Art. 115 - O imposto será lançado independentemente da 
regularidade jurídica dos títulos de propriedade, domínio útil ou posse do terreno ou 
da satisfação de quaisquer exigências administrativas para sua utilização para 
quaisquer finalidades. 
Art. 116 - O lançamento será anual e o recolhimento do imposto 
imobiliário far-se-á na época e pela forma estabelecida em Decreto do Executivo 
Municipal. 
Art. 117 - A municipalidade dará ampla publicidade do prazo de 
vencimento do imposto imobiliário. 
CAPÍTULO III 
DO LANÇAMENTO DO IMPOSTO SOBRE SERVIÇO 
Art. 118 - Os contribuintes do Imposto Sobre Serviço ficarão 
sujeitos ao regime de lançamento e auto-lançamento segundo a natureza dos serviços 
prestados. 
Art. 119 - Os contribuintes sujeitos ao regime de lançamento, 
terão seus impostos calculados pelo órgão competente da Prefeitura, que preencherá a 
guia de lançamento, na forma e prazos estabelecidos no regulamento deste Código. 

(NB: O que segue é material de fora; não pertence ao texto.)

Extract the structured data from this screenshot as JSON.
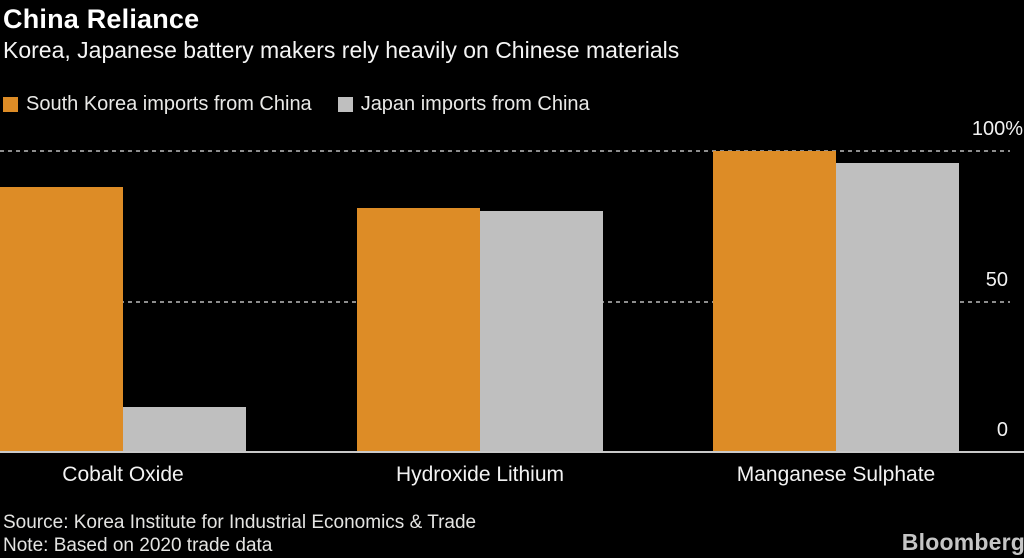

Parágrafo Único - A guia de lançamento de que trata este artigo, 
será entregue ao contribuinte no seu domicílio fiscal; ocorrendo o não recebimento 
pelo contribuinte da referida guia, este deverá diligenciar junto à repartição da 
Prefeitura, no sentido de obtê-la. 
Art. 120 - No caso dos contribuintes sujeitos ao regime de auto￾lançamento, o imposto será calculado pelo próprio contribuinte que preencherá a guia 
de lançamento, conforme modelo estabelecido pela Prefeitura, na forma, e, prazos 
previstos em regulamento. 
I - Lançamento aditivo - quando o lançamento original consignar 
diferenças a menor contra o fisco, em decorrência de erro de fato em qualquer das 
suas fases de execução. 
II - Lançamento substitutivo - quando em decorrência de erro de 
fato, houver necessidade de anulação do lançamento original, cujos defeitos o 
invalidam para todos os fins de direito. 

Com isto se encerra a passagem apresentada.